Electro City is just about ready to wrap up, with Andy getting sent to the electric chair. He is executed, very convincingly. But in a shocking twist, he comes back as a ghost. He sings to Katie: “Yes, I am dead/Yes, I’m a ghost/But I still got the one thing I wanted the most/It’s you.”

It’s time for Katie and Andy to attempt the Lift. Katie is scared, but Andy promises to support her. Everything slows to a crawl, and REO Speedwagon’s “Keep On Loving You” begins to play.

Everyone’s expression in this sequence is priceless. Let’s take a moment to bask in the glory.

Andy and Katie finally kiss. Because this is Wet Hot American Summer, it is all incredibly sloppy. Spying from Camp Tigerclaw, Blake stomps off, ready to kill Andy.

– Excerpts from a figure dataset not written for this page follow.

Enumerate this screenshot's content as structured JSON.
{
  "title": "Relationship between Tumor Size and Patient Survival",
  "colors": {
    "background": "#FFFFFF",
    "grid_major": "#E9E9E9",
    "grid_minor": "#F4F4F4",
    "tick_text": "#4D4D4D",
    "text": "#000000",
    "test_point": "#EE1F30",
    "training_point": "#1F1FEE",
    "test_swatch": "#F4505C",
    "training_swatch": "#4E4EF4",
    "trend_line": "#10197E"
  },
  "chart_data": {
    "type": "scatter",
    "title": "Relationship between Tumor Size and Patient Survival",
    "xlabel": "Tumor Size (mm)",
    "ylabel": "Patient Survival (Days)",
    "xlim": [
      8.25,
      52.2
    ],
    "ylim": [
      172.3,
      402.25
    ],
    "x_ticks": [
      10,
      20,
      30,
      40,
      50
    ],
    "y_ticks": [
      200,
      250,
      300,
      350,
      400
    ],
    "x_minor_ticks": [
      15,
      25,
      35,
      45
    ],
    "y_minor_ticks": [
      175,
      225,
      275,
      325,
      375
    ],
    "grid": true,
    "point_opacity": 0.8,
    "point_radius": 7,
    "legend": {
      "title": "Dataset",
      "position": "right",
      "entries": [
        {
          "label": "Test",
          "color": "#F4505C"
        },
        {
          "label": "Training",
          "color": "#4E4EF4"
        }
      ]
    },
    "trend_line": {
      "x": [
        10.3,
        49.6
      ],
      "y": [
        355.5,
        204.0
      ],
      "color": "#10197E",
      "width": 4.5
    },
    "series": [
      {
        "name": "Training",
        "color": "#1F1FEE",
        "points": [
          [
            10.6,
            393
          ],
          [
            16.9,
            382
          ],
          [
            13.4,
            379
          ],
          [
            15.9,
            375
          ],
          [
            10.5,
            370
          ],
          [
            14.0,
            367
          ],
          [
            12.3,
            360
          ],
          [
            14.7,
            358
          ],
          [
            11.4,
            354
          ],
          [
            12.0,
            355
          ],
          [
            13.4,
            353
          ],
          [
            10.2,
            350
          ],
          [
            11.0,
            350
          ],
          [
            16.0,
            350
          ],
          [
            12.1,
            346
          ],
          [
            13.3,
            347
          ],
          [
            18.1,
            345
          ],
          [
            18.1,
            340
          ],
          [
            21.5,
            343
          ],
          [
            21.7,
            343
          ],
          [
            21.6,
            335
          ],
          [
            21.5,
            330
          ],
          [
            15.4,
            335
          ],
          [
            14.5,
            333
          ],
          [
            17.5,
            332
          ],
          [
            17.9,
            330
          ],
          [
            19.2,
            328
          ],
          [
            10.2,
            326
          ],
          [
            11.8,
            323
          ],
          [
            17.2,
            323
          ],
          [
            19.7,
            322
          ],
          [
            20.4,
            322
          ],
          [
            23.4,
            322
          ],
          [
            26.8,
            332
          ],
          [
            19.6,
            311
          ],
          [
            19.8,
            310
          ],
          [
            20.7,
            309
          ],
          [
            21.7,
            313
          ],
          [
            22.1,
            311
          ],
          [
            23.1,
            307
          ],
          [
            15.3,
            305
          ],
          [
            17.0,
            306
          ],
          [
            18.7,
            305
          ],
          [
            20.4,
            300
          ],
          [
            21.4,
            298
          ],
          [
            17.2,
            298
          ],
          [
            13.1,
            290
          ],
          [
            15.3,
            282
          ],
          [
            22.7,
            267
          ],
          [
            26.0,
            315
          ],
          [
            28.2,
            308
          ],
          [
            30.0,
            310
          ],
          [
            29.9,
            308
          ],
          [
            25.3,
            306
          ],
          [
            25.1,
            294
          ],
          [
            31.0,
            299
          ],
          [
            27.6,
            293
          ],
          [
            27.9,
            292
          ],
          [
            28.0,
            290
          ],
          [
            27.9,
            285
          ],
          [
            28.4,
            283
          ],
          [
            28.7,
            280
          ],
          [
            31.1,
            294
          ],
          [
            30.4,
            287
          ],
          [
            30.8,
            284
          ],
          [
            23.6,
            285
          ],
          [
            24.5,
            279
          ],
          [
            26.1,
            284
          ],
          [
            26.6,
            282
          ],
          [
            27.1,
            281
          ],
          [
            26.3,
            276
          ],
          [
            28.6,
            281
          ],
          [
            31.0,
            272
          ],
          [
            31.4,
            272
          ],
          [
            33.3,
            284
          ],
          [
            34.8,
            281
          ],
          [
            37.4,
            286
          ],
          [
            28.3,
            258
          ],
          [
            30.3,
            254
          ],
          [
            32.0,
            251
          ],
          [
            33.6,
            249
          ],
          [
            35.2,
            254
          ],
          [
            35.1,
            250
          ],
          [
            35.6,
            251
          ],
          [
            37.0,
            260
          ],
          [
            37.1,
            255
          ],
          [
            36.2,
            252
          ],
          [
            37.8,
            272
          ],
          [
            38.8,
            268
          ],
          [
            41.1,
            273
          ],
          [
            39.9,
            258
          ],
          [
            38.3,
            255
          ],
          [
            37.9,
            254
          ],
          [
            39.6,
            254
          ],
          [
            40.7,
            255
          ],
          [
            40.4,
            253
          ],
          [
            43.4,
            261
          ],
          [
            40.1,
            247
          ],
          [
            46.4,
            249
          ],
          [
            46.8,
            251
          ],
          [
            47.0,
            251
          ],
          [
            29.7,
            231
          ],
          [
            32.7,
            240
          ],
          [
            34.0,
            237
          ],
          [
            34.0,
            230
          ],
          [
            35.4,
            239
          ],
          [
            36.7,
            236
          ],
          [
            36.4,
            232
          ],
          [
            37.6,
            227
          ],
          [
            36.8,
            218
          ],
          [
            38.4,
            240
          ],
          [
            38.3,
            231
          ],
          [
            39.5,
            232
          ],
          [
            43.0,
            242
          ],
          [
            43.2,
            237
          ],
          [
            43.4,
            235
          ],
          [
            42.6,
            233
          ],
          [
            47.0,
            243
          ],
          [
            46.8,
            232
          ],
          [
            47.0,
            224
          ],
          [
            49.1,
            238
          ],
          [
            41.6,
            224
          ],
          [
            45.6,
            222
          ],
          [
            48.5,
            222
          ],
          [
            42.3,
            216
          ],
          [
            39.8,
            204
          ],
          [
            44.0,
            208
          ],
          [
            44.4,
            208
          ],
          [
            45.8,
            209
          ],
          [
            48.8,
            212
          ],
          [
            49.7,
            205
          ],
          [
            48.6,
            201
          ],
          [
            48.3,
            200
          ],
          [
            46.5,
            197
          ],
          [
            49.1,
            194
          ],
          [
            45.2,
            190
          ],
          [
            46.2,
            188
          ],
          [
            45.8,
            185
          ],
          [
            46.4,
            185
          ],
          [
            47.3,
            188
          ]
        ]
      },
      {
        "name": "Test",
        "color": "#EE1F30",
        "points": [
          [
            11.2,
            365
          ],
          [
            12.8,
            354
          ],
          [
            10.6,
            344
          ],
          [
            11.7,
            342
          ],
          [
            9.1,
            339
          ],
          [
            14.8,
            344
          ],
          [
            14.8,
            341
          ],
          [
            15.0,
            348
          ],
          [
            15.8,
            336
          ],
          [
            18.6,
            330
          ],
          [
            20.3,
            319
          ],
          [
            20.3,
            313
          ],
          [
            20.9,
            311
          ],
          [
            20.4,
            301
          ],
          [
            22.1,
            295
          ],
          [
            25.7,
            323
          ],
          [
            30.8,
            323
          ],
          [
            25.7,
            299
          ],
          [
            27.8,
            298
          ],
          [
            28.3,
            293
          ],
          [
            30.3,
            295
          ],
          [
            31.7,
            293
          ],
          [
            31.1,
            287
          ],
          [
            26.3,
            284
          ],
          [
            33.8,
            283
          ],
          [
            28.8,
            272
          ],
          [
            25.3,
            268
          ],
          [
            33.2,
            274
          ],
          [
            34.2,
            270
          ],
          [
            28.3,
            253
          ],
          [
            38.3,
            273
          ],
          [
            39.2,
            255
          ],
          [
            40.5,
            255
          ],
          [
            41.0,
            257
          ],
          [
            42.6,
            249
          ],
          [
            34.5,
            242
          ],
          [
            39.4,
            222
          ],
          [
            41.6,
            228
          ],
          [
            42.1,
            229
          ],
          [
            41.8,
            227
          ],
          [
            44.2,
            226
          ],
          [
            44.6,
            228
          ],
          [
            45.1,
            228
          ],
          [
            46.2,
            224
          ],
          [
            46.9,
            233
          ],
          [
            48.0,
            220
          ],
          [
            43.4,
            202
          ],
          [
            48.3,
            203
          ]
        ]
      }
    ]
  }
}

Eric and Lindsay also hook up while in the cabin working on their music. But Lindsay knows that she’s gotten too close to the story. She Irish-good-byes.

With a hit production under her belt, Claude Dumet invites Susie to come be his assistant in New York. She declines, knowing that her place is at Camp Firewood. “And besides,” she says, “I’m 16 years old. Our relationship is completely inappropriate.”

Before returning for their standing ovation, Andy and Katie agree that their kiss was just acting (“I’m just some guy that farts in your face and makes you smile”), though they both know that they’re in denial.

What follows is a brief, and unique scene in this series. Wet Hot American Summer doesn’t really specialize in complex characters. In fact, it actively avoids them. Character motivations are presented plainly to the audience. But as the camera lingers on Andy during the curtain call, Paul Rudd delivers a surprisingly effective bit of work showcasing Andy’s internal struggle.

The Xenstar lawsuit ends with Jim Stansel, now “the hottest lawyer of the year,” giving a triumphant press conference. But as Beth, Greg, and robot-boy Steve prepare to head out, the Falcon swoops in again, gunning down Stansel, as well as Greg. It was pretty clear Greg was never going to make it out of this season alive.